Choosing an application to make available via the tunnel

Next, we need to think about the application that we want to expose using the tunnel. For demonstration purposes, I’ll use docker to quickly start and run an nginx-instance, like this (in a new terminal window):

docker run --name nginx-demo -p 80:80 nginx

This will download the nginx container image, and run nginx in the foreground exposing port 80. This means that the machine running the container will listen on port 80, and forward these requests to the container.

nginx container running in the foreground(click to expand)


Creating a Tunnel in the CloudFlare UI

With our application running, we need to get the tunnel setup inside the CloudFlare UI. To do this, click on the blue “create a tunnel” icon and provide a name for the tunnel you want to create:

Create and name a new tunnel (click to expand)


On the next page you’ll be presented with various options for installing the cloudflare connector into your environment. In this example, I’ll go with the docker container, which I think is one of the easiest methods. The docker command which is provided will download the cloudflare container image, and start cloudflared in the foreground. Copy and paste it into a terminal.

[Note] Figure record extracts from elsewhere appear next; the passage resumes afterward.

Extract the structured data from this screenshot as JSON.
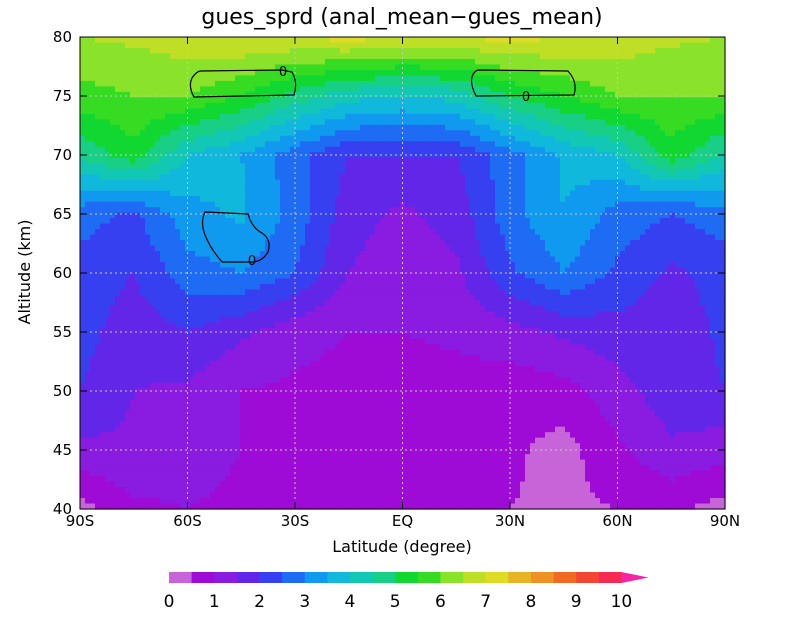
{
  "chart_data": {
    "type": "heatmap",
    "title": "gues_sprd (anal_mean−gues_mean)",
    "xlabel": "Latitude (degree)",
    "ylabel": "Altitude (km)",
    "xlim": [
      -90,
      90
    ],
    "ylim": [
      40,
      80
    ],
    "x_ticks": [
      {
        "value": -90,
        "label": "90S"
      },
      {
        "value": -60,
        "label": "60S"
      },
      {
        "value": -30,
        "label": "30S"
      },
      {
        "value": 0,
        "label": "EQ"
      },
      {
        "value": 30,
        "label": "30N"
      },
      {
        "value": 60,
        "label": "60N"
      },
      {
        "value": 90,
        "label": "90N"
      }
    ],
    "y_ticks": [
      {
        "value": 40,
        "label": "40"
      },
      {
        "value": 45,
        "label": "45"
      },
      {
        "value": 50,
        "label": "50"
      },
      {
        "value": 55,
        "label": "55"
      },
      {
        "value": 60,
        "label": "60"
      },
      {
        "value": 65,
        "label": "65"
      },
      {
        "value": 70,
        "label": "70"
      },
      {
        "value": 75,
        "label": "75"
      },
      {
        "value": 80,
        "label": "80"
      }
    ],
    "grid": true,
    "z_lat": [
      -90,
      -75,
      -60,
      -45,
      -30,
      -15,
      0,
      15,
      30,
      45,
      60,
      75,
      90
    ],
    "z_alt": [
      40,
      45,
      50,
      55,
      60,
      65,
      70,
      75,
      80
    ],
    "z_values": [
      [
        0.3,
        0.9,
        1.0,
        0.9,
        0.8,
        0.6,
        0.6,
        0.6,
        0.5,
        0.4,
        0.5,
        0.6,
        0.3
      ],
      [
        1.4,
        1.4,
        1.2,
        1.0,
        0.9,
        0.9,
        0.8,
        0.8,
        0.6,
        0.3,
        0.9,
        1.4,
        1.2
      ],
      [
        2.0,
        1.5,
        1.4,
        1.0,
        0.9,
        0.8,
        0.8,
        0.8,
        0.7,
        0.8,
        1.3,
        1.8,
        2.0
      ],
      [
        2.2,
        1.7,
        2.0,
        1.6,
        1.2,
        1.0,
        1.0,
        1.1,
        1.3,
        1.6,
        1.8,
        1.7,
        2.1
      ],
      [
        2.3,
        2.0,
        2.8,
        3.0,
        2.5,
        1.5,
        1.2,
        1.4,
        2.4,
        3.0,
        2.4,
        1.9,
        2.2
      ],
      [
        2.7,
        2.4,
        3.3,
        3.6,
        2.8,
        1.7,
        1.4,
        1.7,
        2.8,
        3.5,
        2.8,
        2.5,
        2.8
      ],
      [
        4.6,
        5.3,
        4.0,
        3.5,
        2.7,
        2.0,
        2.0,
        2.0,
        2.8,
        3.6,
        4.0,
        5.3,
        4.4
      ],
      [
        5.8,
        6.0,
        6.0,
        5.5,
        4.8,
        4.2,
        4.0,
        4.2,
        5.0,
        5.5,
        6.0,
        6.0,
        6.0
      ],
      [
        6.5,
        6.6,
        6.8,
        7.0,
        7.0,
        7.2,
        7.0,
        7.0,
        7.2,
        7.0,
        6.8,
        6.6,
        6.5
      ]
    ],
    "colorbar": {
      "levels": [
        0,
        0.5,
        1,
        1.5,
        2,
        2.5,
        3,
        3.5,
        4,
        4.5,
        5,
        5.5,
        6,
        6.5,
        7,
        7.5,
        8,
        8.5,
        9,
        9.5,
        10
      ],
      "labels": [
        "0",
        "1",
        "2",
        "3",
        "4",
        "5",
        "6",
        "7",
        "8",
        "9",
        "10"
      ],
      "extend": "max",
      "colors": [
        "#c664d8",
        "#9e0ad6",
        "#8a1be0",
        "#6226e8",
        "#3740f0",
        "#1e6cf4",
        "#0f9af0",
        "#10b8dc",
        "#12c8b4",
        "#18cf86",
        "#10d830",
        "#36dc22",
        "#8ae22a",
        "#bedf26",
        "#dedc25",
        "#e6b424",
        "#ee9224",
        "#f26a22",
        "#f34632",
        "#f52a52",
        "#f526a6"
      ]
    },
    "contours": [
      {
        "label": "0"
      },
      {
        "label": "0"
      },
      {
        "label": "0"
      }
    ]
  }
}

Select a connector type (click to expand)


cloudflared running as a container (click to expand)


With both our example application (nginx) and cloudflared running (as docker containers), we can move on to the next stage and give cloudflare the final required pieces of required information.

  1. Provide a subdomain entry. In this example, I’ve used nginx
  2. Select the cloudflare registered domain you want to use
  3. Provide an optional path for the application to be exposed at
  4. Provide the location of the service to be exposed. In my example, I have the nginx container running on host 192.168.0.101:80
  5. Click “Save Tunnel”
Final cloudflare tunnel config (click to expand)


On the next page, you’ll see a summary of the tunnels you have, and their individual statuses:

Final cloudflare tunnel config (click to expand)


An easy way to test is to disable WiFi on your mobile and navigate to the external URL of the service, like this:

The nginx web page being served via the CloudFlare tunnel (click to expand)


That’s it! You now have a test application available over the internet via a CloudFlare tunnel without the need to open a port on your firewall and configure a VPN.